Perhaps most importantly, parishes should become true hubs of local community life instead of mere drive-in destinations. This goal can be either helped or hindered by their overall design. For instance, a building marooned in an ocean of asphalt parking is far less inviting to people who happen to be walking by. Similarly, the presence of a spacious and engaging narthex leads to spontaneous community building after Mass; in the absence of such a space, parishioners are more likely to head straight for their cars. As Pope Francis writes in Laudato Si:
Authentic development includes efforts to bring about an integral improvement in the quality of human life, and this entails considering the setting in which people live their lives.

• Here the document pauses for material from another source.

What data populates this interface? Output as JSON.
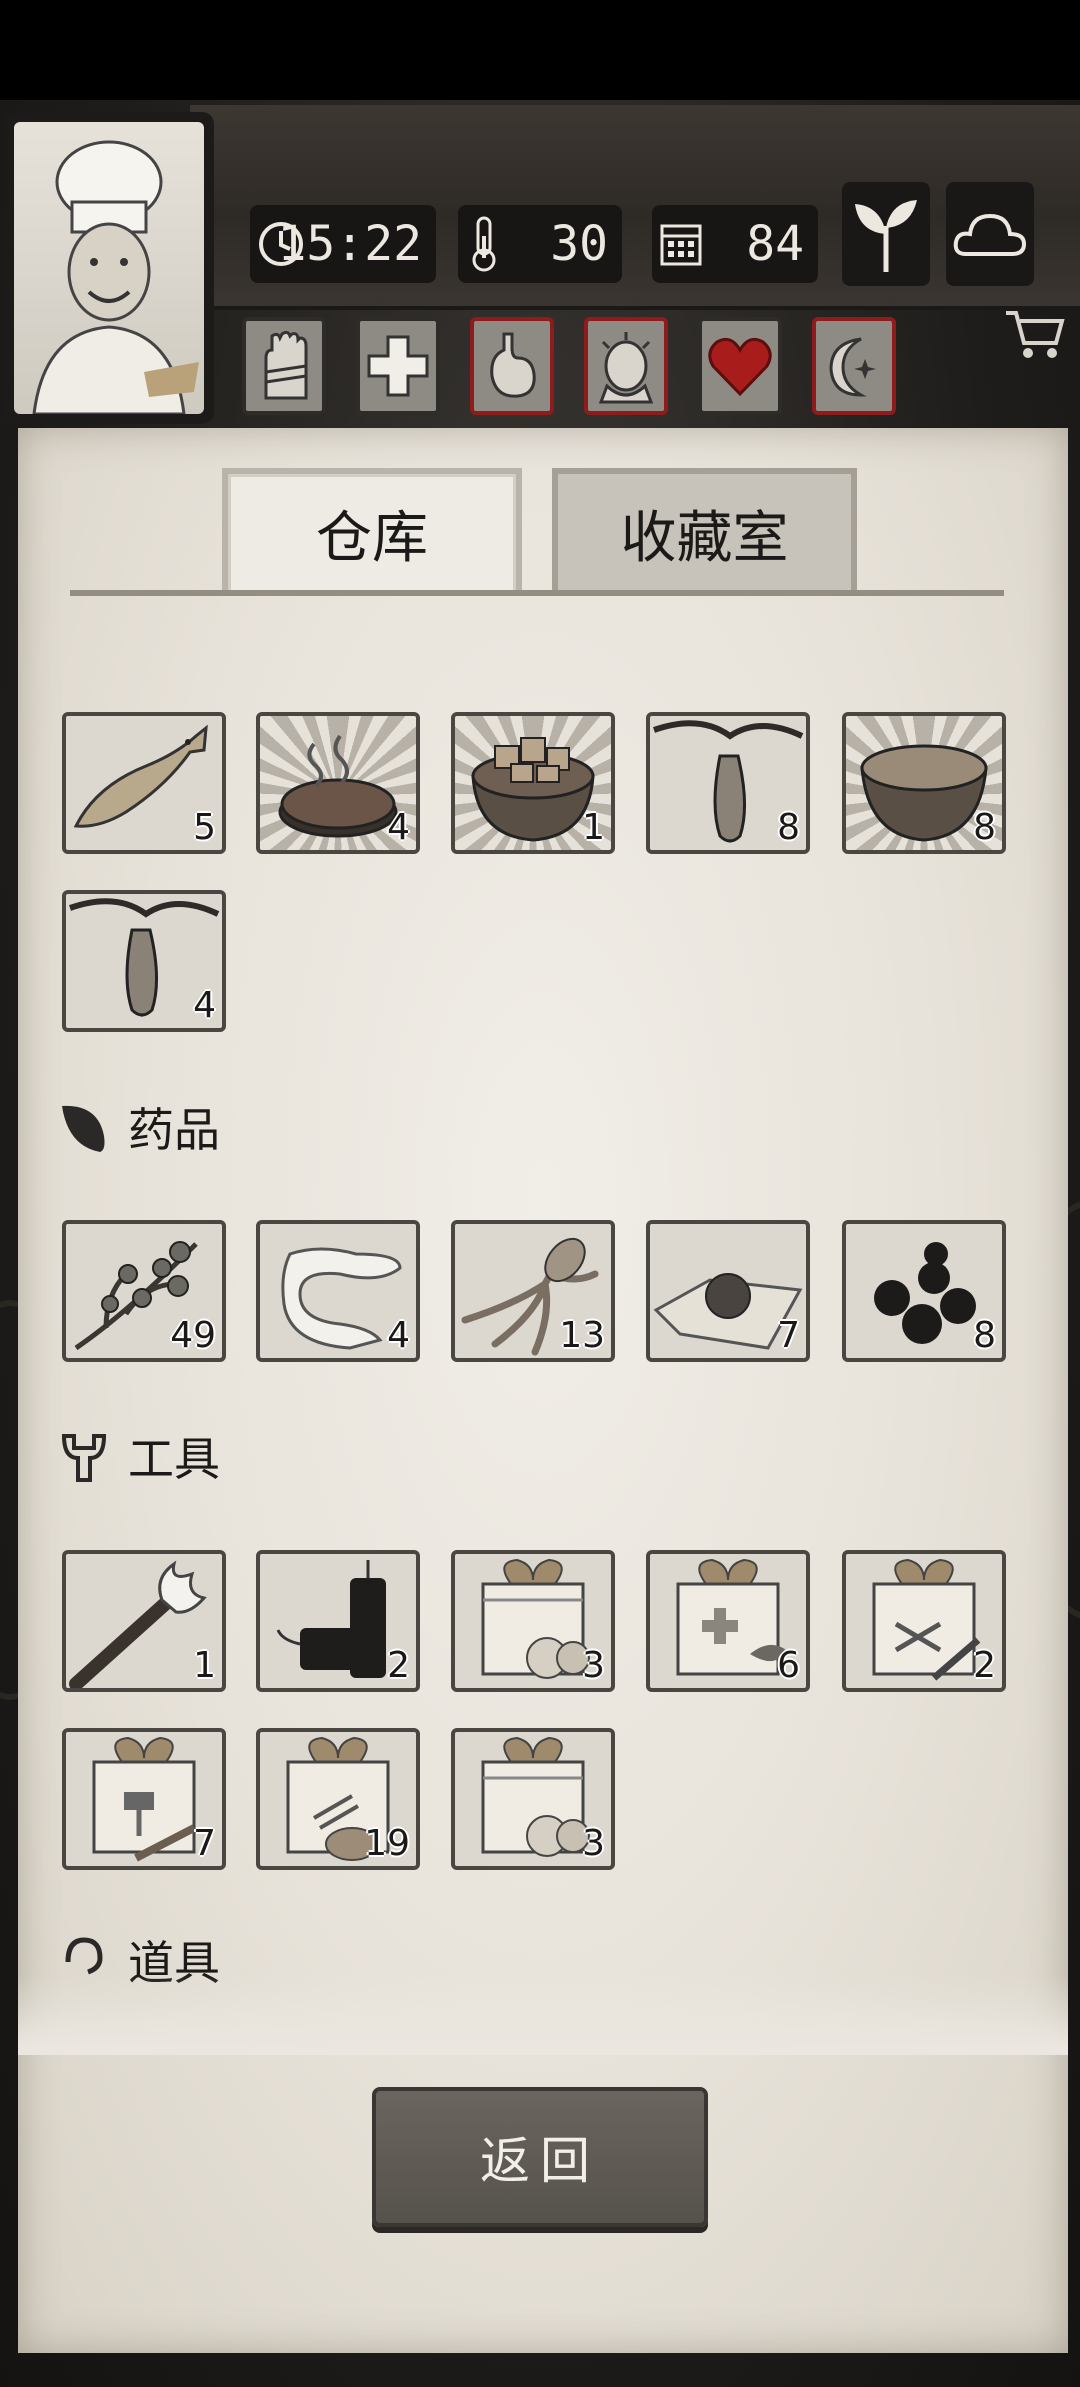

These settings influence the way we think, feel and act. In our rooms, our homes, our workplaces and neighborhoods, we use our environment as a way of expressing our identity. …Given the interrelationship between living space and human behavior, those who design buildings, neighborhoods, public spaces and cities, ought to draw on the various disciplines which help us to understand people’s thought processes, symbolic language and ways of acting. It is not enough to seek the beauty of design. More precious still is the service we offer to another kind of beauty: people’s quality of life, their adaptation to the environment, encounter and mutual assistance. Here too, we see how important it is that urban planning always take into consideration the views of those who will live in these areas.
In so many different ways, we could sacrifice our convenience and our accustomed ways of life as a sign of respect for the marvelous world that God has given us and as a concrete expression of love for one another. As Pope Francis says, such sacrifices are necessary. How much are we willing to sacrifice? Are we ready to dream of a better world, and make real steps in the right direction?